The other two ‘message’ ballets could not sustain interest through their allotted half-hour: Bound To, Christopher Wheeldon’s exhortation to put down our electronic devices and connect with people, boasted an eye-catching pas de trois for a woman, a man and his smartphone, and a devastating conclusion in which the superb Lonnie Weeks came to a tragic end after ripping our hearts out of our chests. The rest was noise.
Otherness, Myles Thatcher’s earnest plea to accept all gender expressions, relied too heavily on color-coded costuming to convince us that, under our pink and blue neoprene suits, we are all uniformly chartreuse. Elsewhere, more witty and trenchant commentary on the social construction of masculinity has been offered most recently by Sean Dorsey in Boys In Trouble and by a trio of Hong Kong and mainland Chinese choreographers in Pomelo.Orange.Tangerine.

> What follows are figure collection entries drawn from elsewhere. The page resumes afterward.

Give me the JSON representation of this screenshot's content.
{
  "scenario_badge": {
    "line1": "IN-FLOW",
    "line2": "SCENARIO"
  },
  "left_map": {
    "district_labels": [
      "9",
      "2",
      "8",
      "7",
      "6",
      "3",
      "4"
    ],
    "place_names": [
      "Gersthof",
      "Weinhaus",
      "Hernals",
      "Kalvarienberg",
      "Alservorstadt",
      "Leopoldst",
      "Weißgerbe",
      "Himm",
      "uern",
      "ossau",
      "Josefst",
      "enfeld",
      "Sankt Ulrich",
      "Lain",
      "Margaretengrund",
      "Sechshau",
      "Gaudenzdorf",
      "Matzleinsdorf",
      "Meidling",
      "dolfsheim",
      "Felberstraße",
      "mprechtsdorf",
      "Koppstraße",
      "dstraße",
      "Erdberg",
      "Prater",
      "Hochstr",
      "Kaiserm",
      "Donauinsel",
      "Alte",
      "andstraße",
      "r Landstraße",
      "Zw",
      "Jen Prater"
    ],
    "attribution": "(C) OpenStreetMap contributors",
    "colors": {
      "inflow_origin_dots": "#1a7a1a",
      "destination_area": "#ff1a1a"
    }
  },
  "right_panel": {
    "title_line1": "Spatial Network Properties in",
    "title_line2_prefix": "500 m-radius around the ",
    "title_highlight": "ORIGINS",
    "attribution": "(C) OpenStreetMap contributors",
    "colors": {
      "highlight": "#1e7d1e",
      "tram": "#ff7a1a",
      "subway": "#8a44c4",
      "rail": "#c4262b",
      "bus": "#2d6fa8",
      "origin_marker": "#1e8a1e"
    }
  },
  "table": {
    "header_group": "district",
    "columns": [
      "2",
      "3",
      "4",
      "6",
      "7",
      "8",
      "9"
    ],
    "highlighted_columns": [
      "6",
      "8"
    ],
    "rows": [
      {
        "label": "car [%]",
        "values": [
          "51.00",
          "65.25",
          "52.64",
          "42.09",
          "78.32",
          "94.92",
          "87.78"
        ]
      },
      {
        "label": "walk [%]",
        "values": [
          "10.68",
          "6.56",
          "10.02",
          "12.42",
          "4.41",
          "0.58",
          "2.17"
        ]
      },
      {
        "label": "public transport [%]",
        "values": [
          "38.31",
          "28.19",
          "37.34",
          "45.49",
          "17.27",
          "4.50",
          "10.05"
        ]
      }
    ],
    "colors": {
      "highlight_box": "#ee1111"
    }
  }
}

The remaining four pieces — all abstract, slickly designed, and expertly danced — mainly served as reminders to smash the patriarchy. Stanton Welch’s Bespoke, David Dawson’s Anima Animus, Edwaard Liang’s The Infinite Ocean, and Dwight Rhoden’s Let’s Begin at the End were rife with meaningless demonstrations of women being pummeled and tossed around, paraded aloft like trophies on poles, their legs yanked apart and crotches displayed from every possible angle. Men apparently have the magical power to send a woman into paroxysms by merely hovering a hand over her body — or so these choreographers tell us. Men can also spin women around upside down with their legs split like the blades of a helicopter. But should they?

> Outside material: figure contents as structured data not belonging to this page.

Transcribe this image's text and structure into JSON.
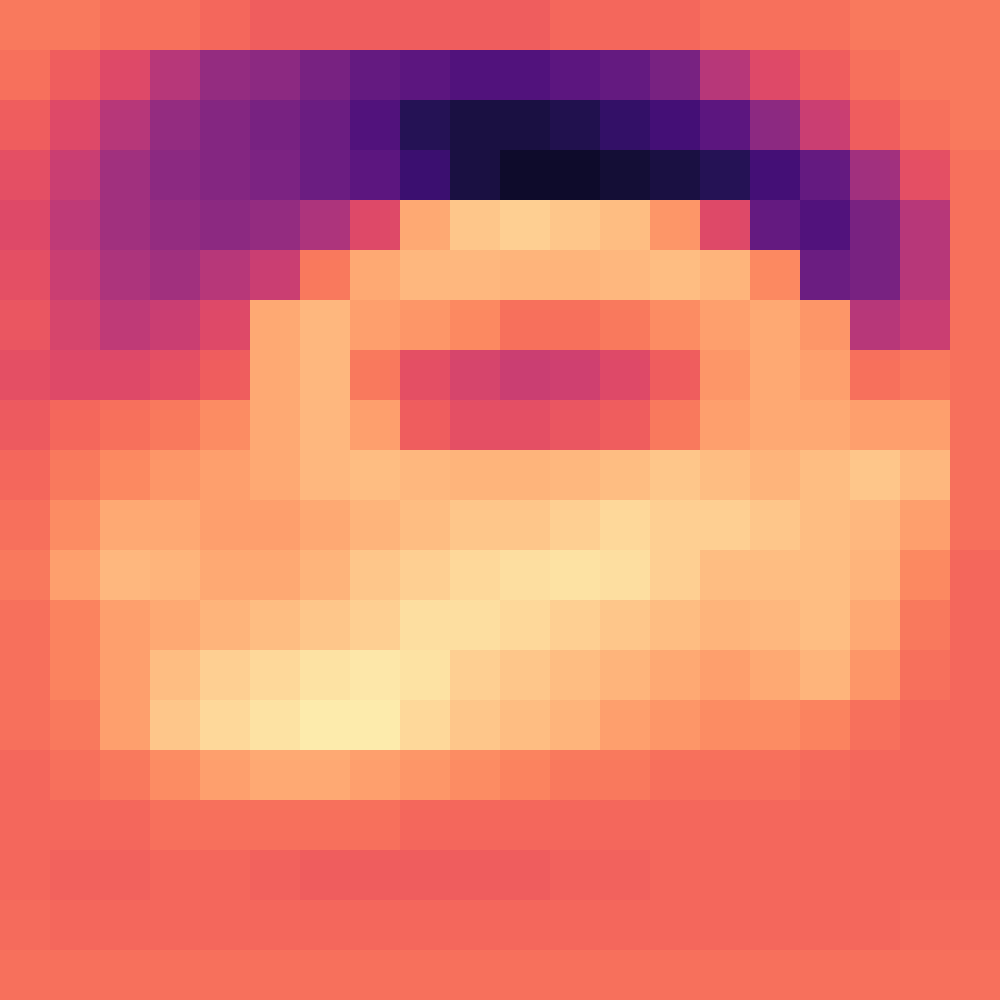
{
  "chart_data": {
    "type": "heatmap",
    "tick_labels": false,
    "color": "magma",
    "zlim": [
      0,
      1
    ],
    "cells": [
      [
        0.72,
        0.72,
        0.7,
        0.7,
        0.68,
        0.66,
        0.66,
        0.66,
        0.66,
        0.66,
        0.66,
        0.68,
        0.68,
        0.68,
        0.7,
        0.7,
        0.7,
        0.72,
        0.72,
        0.72
      ],
      [
        0.7,
        0.66,
        0.6,
        0.5,
        0.42,
        0.4,
        0.35,
        0.3,
        0.28,
        0.25,
        0.25,
        0.28,
        0.3,
        0.35,
        0.5,
        0.6,
        0.66,
        0.7,
        0.72,
        0.72
      ],
      [
        0.66,
        0.6,
        0.5,
        0.42,
        0.38,
        0.35,
        0.32,
        0.25,
        0.15,
        0.12,
        0.12,
        0.14,
        0.18,
        0.22,
        0.28,
        0.4,
        0.55,
        0.66,
        0.7,
        0.72
      ],
      [
        0.62,
        0.55,
        0.45,
        0.4,
        0.38,
        0.36,
        0.32,
        0.28,
        0.2,
        0.12,
        0.08,
        0.08,
        0.1,
        0.12,
        0.15,
        0.22,
        0.3,
        0.45,
        0.62,
        0.7
      ],
      [
        0.6,
        0.52,
        0.45,
        0.42,
        0.4,
        0.42,
        0.48,
        0.6,
        0.82,
        0.88,
        0.9,
        0.88,
        0.86,
        0.78,
        0.6,
        0.3,
        0.25,
        0.35,
        0.5,
        0.7
      ],
      [
        0.62,
        0.55,
        0.48,
        0.45,
        0.5,
        0.55,
        0.72,
        0.82,
        0.85,
        0.85,
        0.84,
        0.84,
        0.85,
        0.86,
        0.84,
        0.75,
        0.32,
        0.35,
        0.5,
        0.7
      ],
      [
        0.64,
        0.58,
        0.52,
        0.55,
        0.6,
        0.82,
        0.85,
        0.8,
        0.78,
        0.75,
        0.7,
        0.7,
        0.72,
        0.76,
        0.8,
        0.82,
        0.78,
        0.5,
        0.55,
        0.7
      ],
      [
        0.62,
        0.6,
        0.6,
        0.62,
        0.66,
        0.82,
        0.85,
        0.72,
        0.62,
        0.58,
        0.55,
        0.56,
        0.6,
        0.66,
        0.78,
        0.82,
        0.8,
        0.7,
        0.72,
        0.7
      ],
      [
        0.65,
        0.68,
        0.7,
        0.72,
        0.76,
        0.82,
        0.85,
        0.8,
        0.66,
        0.62,
        0.62,
        0.64,
        0.66,
        0.72,
        0.8,
        0.82,
        0.82,
        0.8,
        0.8,
        0.7
      ],
      [
        0.68,
        0.72,
        0.75,
        0.78,
        0.8,
        0.82,
        0.85,
        0.86,
        0.85,
        0.84,
        0.84,
        0.85,
        0.86,
        0.88,
        0.86,
        0.84,
        0.86,
        0.88,
        0.85,
        0.7
      ],
      [
        0.7,
        0.76,
        0.82,
        0.82,
        0.8,
        0.8,
        0.82,
        0.84,
        0.86,
        0.88,
        0.88,
        0.9,
        0.92,
        0.9,
        0.9,
        0.88,
        0.86,
        0.85,
        0.8,
        0.7
      ],
      [
        0.72,
        0.8,
        0.85,
        0.84,
        0.82,
        0.82,
        0.84,
        0.88,
        0.9,
        0.92,
        0.93,
        0.94,
        0.93,
        0.9,
        0.86,
        0.86,
        0.86,
        0.84,
        0.75,
        0.68
      ],
      [
        0.7,
        0.74,
        0.8,
        0.82,
        0.84,
        0.86,
        0.88,
        0.9,
        0.93,
        0.93,
        0.92,
        0.9,
        0.88,
        0.86,
        0.84,
        0.85,
        0.86,
        0.82,
        0.72,
        0.68
      ],
      [
        0.7,
        0.74,
        0.8,
        0.86,
        0.9,
        0.92,
        0.94,
        0.95,
        0.94,
        0.9,
        0.88,
        0.86,
        0.84,
        0.82,
        0.8,
        0.82,
        0.84,
        0.78,
        0.7,
        0.68
      ],
      [
        0.7,
        0.72,
        0.8,
        0.88,
        0.92,
        0.94,
        0.96,
        0.96,
        0.92,
        0.88,
        0.86,
        0.84,
        0.8,
        0.78,
        0.76,
        0.76,
        0.74,
        0.7,
        0.68,
        0.68
      ],
      [
        0.68,
        0.7,
        0.72,
        0.76,
        0.8,
        0.82,
        0.82,
        0.8,
        0.78,
        0.76,
        0.74,
        0.72,
        0.72,
        0.7,
        0.7,
        0.7,
        0.69,
        0.68,
        0.68,
        0.68
      ],
      [
        0.68,
        0.68,
        0.68,
        0.7,
        0.7,
        0.7,
        0.7,
        0.7,
        0.68,
        0.68,
        0.68,
        0.68,
        0.68,
        0.68,
        0.68,
        0.68,
        0.68,
        0.68,
        0.68,
        0.68
      ],
      [
        0.68,
        0.67,
        0.67,
        0.68,
        0.68,
        0.67,
        0.66,
        0.66,
        0.66,
        0.66,
        0.66,
        0.67,
        0.67,
        0.68,
        0.68,
        0.68,
        0.68,
        0.68,
        0.68,
        0.68
      ],
      [
        0.69,
        0.68,
        0.68,
        0.68,
        0.68,
        0.68,
        0.68,
        0.68,
        0.68,
        0.68,
        0.68,
        0.68,
        0.68,
        0.68,
        0.68,
        0.68,
        0.68,
        0.68,
        0.69,
        0.69
      ],
      [
        0.7,
        0.7,
        0.7,
        0.7,
        0.7,
        0.7,
        0.7,
        0.7,
        0.7,
        0.7,
        0.7,
        0.7,
        0.7,
        0.7,
        0.7,
        0.7,
        0.7,
        0.7,
        0.7,
        0.7
      ]
    ]
  }
}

It took a female choreographer to provide the most erotic image in the festival: that moment when Ulrik Birkkjaer in Cathy Marston’s Snowblind untied Mathilde Froustey’s apron and buried his face in it. The festival was otherwise littered with intimate acrobatic duets, magnificently executed, but the few that conveyed real emotion were crafted by Marston, Peck and Pita. The female-straddle-split-with-crotch-positioned-squarely-toward-the-audience was deployed so often by Welch, Dawson, Liang and Rhoden that it had all the novelty of a car chase in a TV cop show. In contrast, Alonzo King appears to have pressed that move into service only once in his Collective Agreement, to make a powerful statement about Sofiane Sylve’s vulnerability — and he had her traveling down a diagonal. In the immortal words of Emily Dickinson, “tell the truth, but tell it slant.”

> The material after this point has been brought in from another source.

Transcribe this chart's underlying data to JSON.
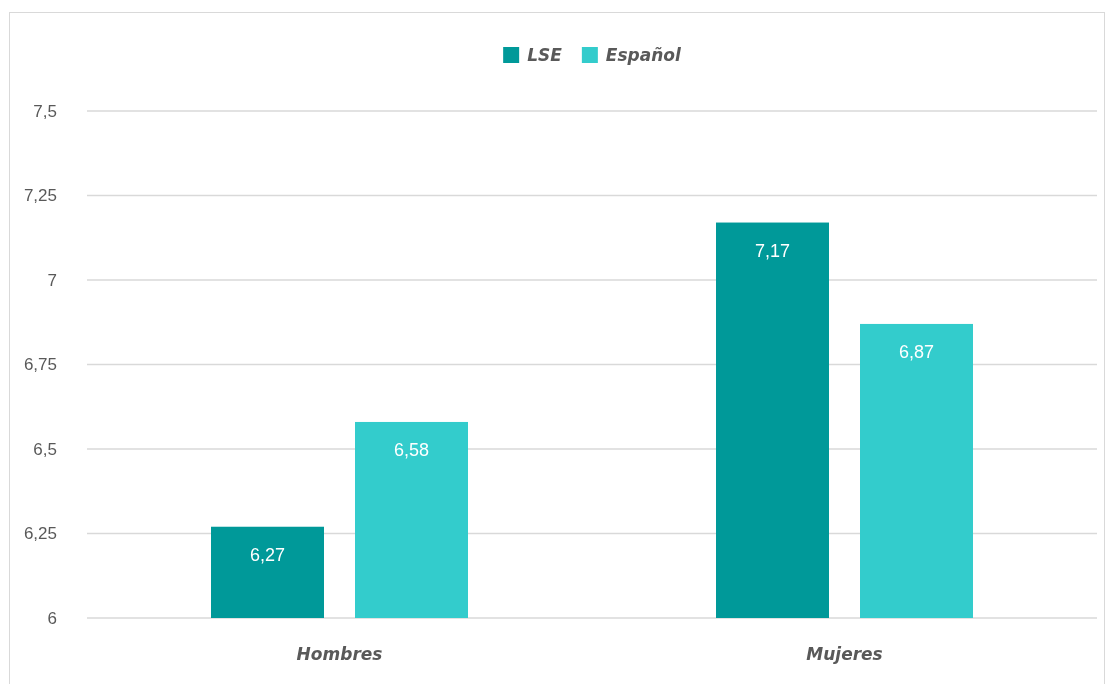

Female objectification aside, the company should be proud to have produced so many thought-provoking new pieces in one season. It was smart to commission work from choreographers as seasoned as these, the majority of whom have worked with San Francisco Ballet before.
Yet a truly bold move would be one that invests in the local dance ecosystem: hooking up with Bay Area artists who are already taking risks at a smaller scale, providing new platforms for emerging choreographers. In partnerships, San Francisco Ballet could interrogate what makes San Francisco unique, and how anxiety about the future has shaped the practices of local creators. The city that has led the nation in progressive movements, the home to tech startups that are taking over the world, the vaunted sanctuary city which has flipped a middle finger to the powers that be — surely these sources of pride can be reflected in the ballet company that bears its name.